Makes six servings
Prep time: 10 minutes
Cook time: 40 minutes
4 cups vegetable stock
2 tbs. extra-virgin olive oil
1 small onion, diced fine
2 cups cubed butternut or other winter squash
1 tbs. chopped fresh rosemary
1/2 cup white or red quinoa, rinsed
3/4 cup arborio rice
1/2 cup white wine
1/2 tsp. sea salt, plus more to taste
1/4 cup shredded Parmesan cheese
1/4 tsp. freshly ground black pepper, plus more to taste
1 cup toasted pepitas
The day before: Peel and cube the squash, cover, and place in the refrigerator.
The day of: Pour the stock into a medium pot, place over low heat, and bring to a simmer. Preheat oven to 200 degrees F.
Place a large, oven-safe sauté pan over medium-high heat and add the olive oil.

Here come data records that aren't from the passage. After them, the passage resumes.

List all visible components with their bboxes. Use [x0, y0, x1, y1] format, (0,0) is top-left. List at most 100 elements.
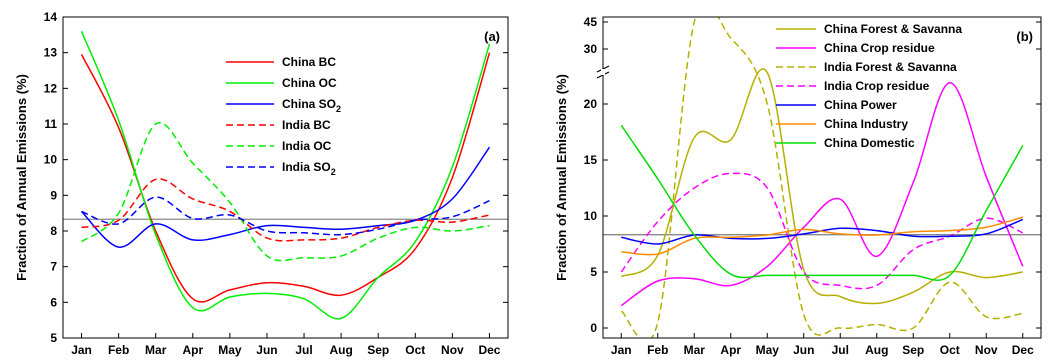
x-tick-label: Jul	[295, 343, 312, 357]
legend-item: China Domestic	[776, 136, 915, 150]
x-tick-label: Jan	[611, 343, 632, 357]
legend-label-main: India SO	[282, 160, 331, 174]
x-tick-label: Mar	[145, 343, 167, 357]
legend-item: India OC	[226, 139, 332, 153]
x-tick-label: Aug	[329, 343, 352, 357]
legend-label: China Power	[824, 98, 897, 112]
legend-label: China Domestic	[824, 136, 915, 150]
legend-label-text: China Power	[824, 98, 897, 112]
x-tick-label: Dec	[1012, 343, 1034, 357]
x-tick-label: Jan	[71, 343, 92, 357]
legend-label-text: China Forest & Savanna	[824, 22, 962, 36]
legend-item: India Crop residue	[776, 79, 930, 93]
series-line-china-crop-residue	[620, 81, 1024, 307]
y-tick-label: 8	[50, 224, 57, 238]
legend-label: China BC	[282, 55, 336, 69]
legend-label-main: China SO	[282, 97, 336, 111]
series-line-china-forest-savanna	[620, 68, 1023, 305]
x-tick-label: Feb	[108, 343, 129, 357]
panel-label: (b)	[1016, 29, 1033, 44]
y-tick-label: 12	[44, 81, 58, 95]
legend-item: China Power	[776, 98, 897, 112]
x-tick-label: Nov	[441, 343, 464, 357]
series-line-china-domestic	[620, 124, 1024, 281]
legend-label: India Crop residue	[824, 79, 930, 93]
legend-label-subscript: 2	[336, 104, 341, 114]
x-tick-label: Nov	[975, 343, 998, 357]
legend-item: China SO2	[226, 97, 341, 114]
legend-label: China Crop residue	[824, 41, 935, 55]
y-tick-label: 0	[590, 321, 597, 335]
plot-frame	[602, 16, 1042, 339]
x-tick-label: Mar	[684, 343, 706, 357]
legend-label-text: China Crop residue	[824, 41, 935, 55]
y-axis-label: Fraction of Annual Emissions (%)	[554, 74, 569, 281]
legend-item: China Forest & Savanna	[776, 22, 962, 36]
x-tick-label: Sep	[367, 343, 389, 357]
legend-item: China Crop residue	[776, 41, 935, 55]
legend-item: China OC	[226, 76, 337, 90]
legend-label: India BC	[282, 118, 331, 132]
series-group	[620, 17, 1024, 338]
x-tick-label: Feb	[647, 343, 668, 357]
legend-label: China OC	[282, 76, 337, 90]
legend-item: India BC	[226, 118, 331, 132]
legend-label-text: China Domestic	[824, 136, 915, 150]
y-tick-label: 13	[44, 46, 58, 60]
x-tick-label: Oct	[940, 343, 960, 357]
series-line-china-so2	[80, 146, 491, 248]
y-tick-label: 5	[590, 265, 597, 279]
y-tick-label: 10	[584, 209, 598, 223]
x-tick-label: May	[218, 343, 242, 357]
legend-label-main: China BC	[282, 55, 336, 69]
y-tick-label: 14	[44, 10, 58, 24]
legend-label: India SO2	[282, 160, 336, 177]
legend: China Forest & Savanna China Crop residue…	[776, 22, 962, 150]
x-tick-label: Apr	[720, 343, 741, 357]
legend-item: China BC	[226, 55, 336, 69]
y-tick-label: 30	[584, 42, 598, 56]
series-line-india-forest-savanna	[620, 17, 1023, 338]
legend-label: China Forest & Savanna	[824, 22, 962, 36]
legend-item: China Industry	[776, 117, 908, 131]
chart-panel-b: Jan Feb Mar Apr May Jun Jul Aug Sep Oct Nov Dec 0 5 10…	[554, 15, 1042, 357]
legend-label-main: India BC	[282, 118, 331, 132]
y-tick-label: 6	[50, 295, 57, 309]
axis-break-marks	[596, 65, 610, 79]
legend-item: India SO2	[226, 160, 336, 177]
legend-label-main: India OC	[282, 139, 332, 153]
series-line-china-bc	[80, 52, 491, 303]
legend-label: India OC	[282, 139, 332, 153]
legend-label: India Forest & Savanna	[824, 60, 957, 74]
y-tick-label: 10	[44, 153, 58, 167]
panel-label: (a)	[484, 29, 500, 44]
y-tick-label: 9	[50, 188, 57, 202]
x-tick-label: Oct	[405, 343, 425, 357]
y-tick-label: 15	[584, 153, 598, 167]
legend-label-text: China Industry	[824, 117, 908, 131]
x-tick-label: Jun	[793, 343, 814, 357]
series-line-china-oc	[80, 31, 491, 320]
x-tick-label: Dec	[478, 343, 500, 357]
legend-label-text: India Forest & Savanna	[824, 60, 957, 74]
legend-item: India Forest & Savanna	[776, 60, 957, 74]
legend-label-subscript: 2	[331, 167, 336, 177]
series-line-india-bc	[81, 178, 490, 242]
legend-label-text: India Crop residue	[824, 79, 930, 93]
y-tick-label: 45	[584, 15, 598, 29]
x-tick-label: Jul	[832, 343, 849, 357]
y-tick-label: 5	[50, 331, 57, 345]
series-line-india-so2	[81, 196, 490, 236]
series-group	[80, 31, 491, 320]
y-tick-label: 11	[44, 117, 57, 131]
series-line-india-oc	[81, 122, 490, 262]
legend-label-main: China OC	[282, 76, 337, 90]
x-tick-label: May	[756, 343, 780, 357]
plot-frame	[62, 16, 509, 339]
y-axis-label: Fraction of Annual Emissions (%)	[14, 74, 29, 281]
y-tick-label: 20	[584, 97, 598, 111]
series-line-china-industry	[621, 216, 1024, 256]
x-tick-label: Sep	[902, 343, 924, 357]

Add the onion and stir for about one minute. Reduce the heat to medium and cook, stirring frequently for about five minutes, until the onion is tender and clear. Add the squash and rosemary and stir until the rosemary is fragrant, about two minutes. Raise the heat to medium-high and add the quinoa and rice. When the rice is hot, add the wine and salt, and stir until the wine evaporates, about 30 seconds to one minute. Begin stirring in the stock, about ½ cup at a time. When the pan starts to look dry, add more stock, stirring frequently.
Continue cooking and stirring for about 25 minutes. When the rice is tender, add about ½ cup more stock (or water, if the stock is gone) — enough to make a creamy risotto with a little extra liquid. Cover the pan and place in the warm oven until time to serve.
To serve: Stir in the Parmesan cheese and grind fresh black pepper over the risotto. Garnish with toasted pepitas.